The Rhapsody for Piano Quartet (1938)
begins the disc energetically with its strongly rhythmic
opening. There is a memorable slow central section for muted
strings and viola solo before the animated mood returns and
the music builds to a lively conclusion.
The Sonata Impromptu for violin
and viola (1939) was composed for and dedicated to
Frederick Grinke and Watson Forbes, and is unusual in British
music of the time for its use of two solo instruments.
A brief prelude is followed by a set of variations which
display Alwyn’s ability to suggest fuller textures than
would be expected from these forces. The Finale alla
Capriccio rounds off the piece. From the same year
comes the Ballade for viola and piano, also written
for Watson Forbes. Lyrical at the outset, the work builds
to a more impassioned close.
Alwyn’s skill as a song-writer next: Two
Songs for voice, violin and piano, dating from 1931,
and Three Songs to Words by Trevor Blakemore from
1940. These demonstrate Alwyn’s sensitivity to word-setting
- in the Two Songs, his own poems. These songs are
well performed by Welsh baritone Jeremy Huw Williams with
Ian Burnside and Madeleine Mitchell.
The Sonatina for violin and piano was
composed in 1933 and comprises three contrasting movements
in an attractive melodic vein. A cool central episode is
framed by a fluid Allegro e grazioso and an ebullient
Three Winter Poems for String Quartet date
from 1948 but were not performed until twenty years after
the composer’s death.
The music eloquently captures the coldness and desolation
implied by the title. It is not dissimilar to Delius’s North
Country Sketches in that respect. This does not however
preclude an element of passion in the central Elegy.

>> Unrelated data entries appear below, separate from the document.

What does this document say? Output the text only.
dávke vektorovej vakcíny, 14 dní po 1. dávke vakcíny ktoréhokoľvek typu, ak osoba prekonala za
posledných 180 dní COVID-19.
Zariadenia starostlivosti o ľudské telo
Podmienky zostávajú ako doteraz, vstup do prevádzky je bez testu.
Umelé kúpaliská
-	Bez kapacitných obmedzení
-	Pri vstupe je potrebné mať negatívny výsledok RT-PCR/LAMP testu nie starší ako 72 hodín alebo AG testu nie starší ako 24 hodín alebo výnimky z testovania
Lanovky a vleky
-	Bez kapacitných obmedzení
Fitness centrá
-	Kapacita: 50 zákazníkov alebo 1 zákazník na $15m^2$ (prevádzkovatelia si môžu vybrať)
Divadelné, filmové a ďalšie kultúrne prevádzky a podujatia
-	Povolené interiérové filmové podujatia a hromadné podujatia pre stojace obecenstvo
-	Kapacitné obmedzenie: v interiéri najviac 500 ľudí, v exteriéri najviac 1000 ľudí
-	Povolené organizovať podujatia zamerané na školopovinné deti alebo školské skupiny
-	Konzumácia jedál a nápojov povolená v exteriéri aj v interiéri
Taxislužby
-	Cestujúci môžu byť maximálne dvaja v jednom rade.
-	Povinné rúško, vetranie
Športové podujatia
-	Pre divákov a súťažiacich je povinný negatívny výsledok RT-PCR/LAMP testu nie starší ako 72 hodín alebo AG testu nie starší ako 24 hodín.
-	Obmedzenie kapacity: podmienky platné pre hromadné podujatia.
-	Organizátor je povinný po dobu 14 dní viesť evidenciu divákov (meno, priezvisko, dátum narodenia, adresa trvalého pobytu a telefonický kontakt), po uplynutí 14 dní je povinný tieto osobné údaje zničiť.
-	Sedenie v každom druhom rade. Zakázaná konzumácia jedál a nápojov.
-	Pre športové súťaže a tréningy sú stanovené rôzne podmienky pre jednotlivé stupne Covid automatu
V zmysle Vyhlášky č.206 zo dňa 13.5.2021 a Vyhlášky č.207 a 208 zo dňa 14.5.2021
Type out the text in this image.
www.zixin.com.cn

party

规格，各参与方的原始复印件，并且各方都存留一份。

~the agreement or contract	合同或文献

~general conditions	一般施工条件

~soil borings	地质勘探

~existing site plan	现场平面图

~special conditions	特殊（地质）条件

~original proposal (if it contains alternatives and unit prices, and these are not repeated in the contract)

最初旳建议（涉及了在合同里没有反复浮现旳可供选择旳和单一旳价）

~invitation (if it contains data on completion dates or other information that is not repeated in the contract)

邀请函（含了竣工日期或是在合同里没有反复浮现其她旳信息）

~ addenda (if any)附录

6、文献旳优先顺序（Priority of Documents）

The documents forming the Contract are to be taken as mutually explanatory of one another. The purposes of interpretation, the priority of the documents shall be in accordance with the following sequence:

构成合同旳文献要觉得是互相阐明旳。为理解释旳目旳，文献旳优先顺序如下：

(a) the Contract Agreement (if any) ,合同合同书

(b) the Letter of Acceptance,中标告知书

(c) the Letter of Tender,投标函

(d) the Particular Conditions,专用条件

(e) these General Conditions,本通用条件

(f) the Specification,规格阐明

Finally, Alwyn’s Chaconne for Tom,
written for the performer on this CD, John Turner, as a tribute
to fellow composer Thomas Pitfield. This is a very late work
dating from 1982 and is a touching and brief set of variations
on Happy Birthday to You, but imbuing that familiar
tune with an insubstantial, dreamlike character which the
scampering conclusion does not entirely drive away. A small-scale
piece but strangely memorable.
The performances on this CD are - as
usual from Naxos - of a very high standard and the various
performers sound as if they have been playing this music
all of their lives. The programme itself is intelligently
planned, with three chamber works comprising roughly the
first half, followed by the song settings, two further chamber
works and finally the late Chaconne.